Aber wieso sollten diese Menschen einem Machold wieder trauen? Ihm zwischen 50 000 und mehrere Millionen Euro in die Hand geben? In dieser Spanne liegt der Verkaufspreis seiner Geigen, davon fallen etwa zehn Prozent für ihn ab, sagt er.
Sie baute vor Publikum eine Geige. Er trank Wein und verteilte Visitenkarten
Das Vertrauen wächst auch, weil Machold eben Julia Pasch hat. Vor Kurzem brachte sie Koloman Karl Maria auf die Welt, jetzt leben sie zu dritt im Wagner-Atelier. Oft begleitet sie Machold zum Kundentermin. Dann erzählt er die Geigengeschichte und Pasch von der „Klangkraft in den tiefen und der Klangsüße in den hohen Tönen“. Danach hört man die Leute von Pasch als „bodenständig“ und „besonnen“ sprechen. Es scheint, als machten sie eine einfache Gleichung im Kopf: gute Frau, guter Einfluss, würdiger Deal. „Entscheidet sich ein gescheiter Mensch für dich, kannst du selbst nicht so verkehrt sein“, sagt ein Geschäftspartner. Er braucht sie, und sie braucht ihn.

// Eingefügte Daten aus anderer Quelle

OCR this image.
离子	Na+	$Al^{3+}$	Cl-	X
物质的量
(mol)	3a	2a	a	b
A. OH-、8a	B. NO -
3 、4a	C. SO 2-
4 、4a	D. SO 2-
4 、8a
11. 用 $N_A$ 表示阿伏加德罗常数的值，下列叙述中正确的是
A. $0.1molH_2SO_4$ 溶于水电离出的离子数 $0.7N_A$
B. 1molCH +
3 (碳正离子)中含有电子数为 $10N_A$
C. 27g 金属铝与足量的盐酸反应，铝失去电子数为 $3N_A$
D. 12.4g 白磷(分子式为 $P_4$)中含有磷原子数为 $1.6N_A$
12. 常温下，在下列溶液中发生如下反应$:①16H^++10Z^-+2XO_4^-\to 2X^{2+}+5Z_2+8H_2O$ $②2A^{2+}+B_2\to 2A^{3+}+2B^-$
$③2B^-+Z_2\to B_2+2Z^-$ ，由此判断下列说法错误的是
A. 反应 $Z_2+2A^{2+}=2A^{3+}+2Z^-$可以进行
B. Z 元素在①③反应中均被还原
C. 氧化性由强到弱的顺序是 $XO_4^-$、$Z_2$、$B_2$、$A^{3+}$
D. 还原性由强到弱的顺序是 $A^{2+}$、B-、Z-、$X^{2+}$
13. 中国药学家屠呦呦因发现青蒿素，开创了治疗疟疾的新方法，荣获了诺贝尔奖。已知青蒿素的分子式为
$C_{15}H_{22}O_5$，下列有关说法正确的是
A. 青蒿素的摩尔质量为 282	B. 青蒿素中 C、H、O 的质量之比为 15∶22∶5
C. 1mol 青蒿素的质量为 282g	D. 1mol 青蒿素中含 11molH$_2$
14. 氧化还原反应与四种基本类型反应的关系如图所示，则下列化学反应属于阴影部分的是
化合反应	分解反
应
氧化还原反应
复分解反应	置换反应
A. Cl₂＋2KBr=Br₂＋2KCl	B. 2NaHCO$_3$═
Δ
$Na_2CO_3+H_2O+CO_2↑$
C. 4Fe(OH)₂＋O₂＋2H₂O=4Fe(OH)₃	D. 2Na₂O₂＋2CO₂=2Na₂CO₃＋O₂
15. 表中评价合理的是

Macholds jüngste Idee: Pasch baute eine Geige in der Öffentlichkeit. Jeder Interessierte sollte dabei zusehen können, wie aus einem Stück Holz ein Instrument wird. Nicht irgendwann – sondern während der sechs Sommerwochen der Salzburger Festspiele 2017. Wenn die weltbesten Musiker auf ihr Publikum treffen, das mit Geschmack glänzen, sich im Stil unterscheiden und das Besondere auch teuer bezahlen will. Nicht irgendwo sollte sie bauen – sondern in Rudolf Budjas Kunstgalerie, dem „Wohnzimmer der Festspiele“. Dort, wo sich Künstler, Sammler und Unternehmer treffen, zogen die zwei mit der Werkbank und Taschen voller Hobel und Messer ein.
Pasch schnitzte die Geigendecke aus einem Dachbalken der Münchner Frauenkirche, der von der Restaurierung übrig war. 500 Euro hatte sie für die 40 Zentimeter der 500 Jahre alten Fichte bezahlt, „ein tolles Glück“. Den Tipp hatten sie von einem Holzhändler aus Mittenwald bekommen. „Die Decke entscheidet, wie charmant die Geige klingt“, erklärte Pasch den Galeriebesuchern. Die groben Stücke stach sie mit dem Stecheisen ab; die Feinarbeit erledigte sie mit dem Wölbungshobel, der aussieht wie ein Babyschuh in Miniatur und das Holz beim Querziehen wie Engelslocken zu Boden regnen lässt. Und Machold? Der verteilte Visitenkarten, trank Wein mit den Zuschauern und hörte zu, wer welches Instrument sucht oder loswerden will.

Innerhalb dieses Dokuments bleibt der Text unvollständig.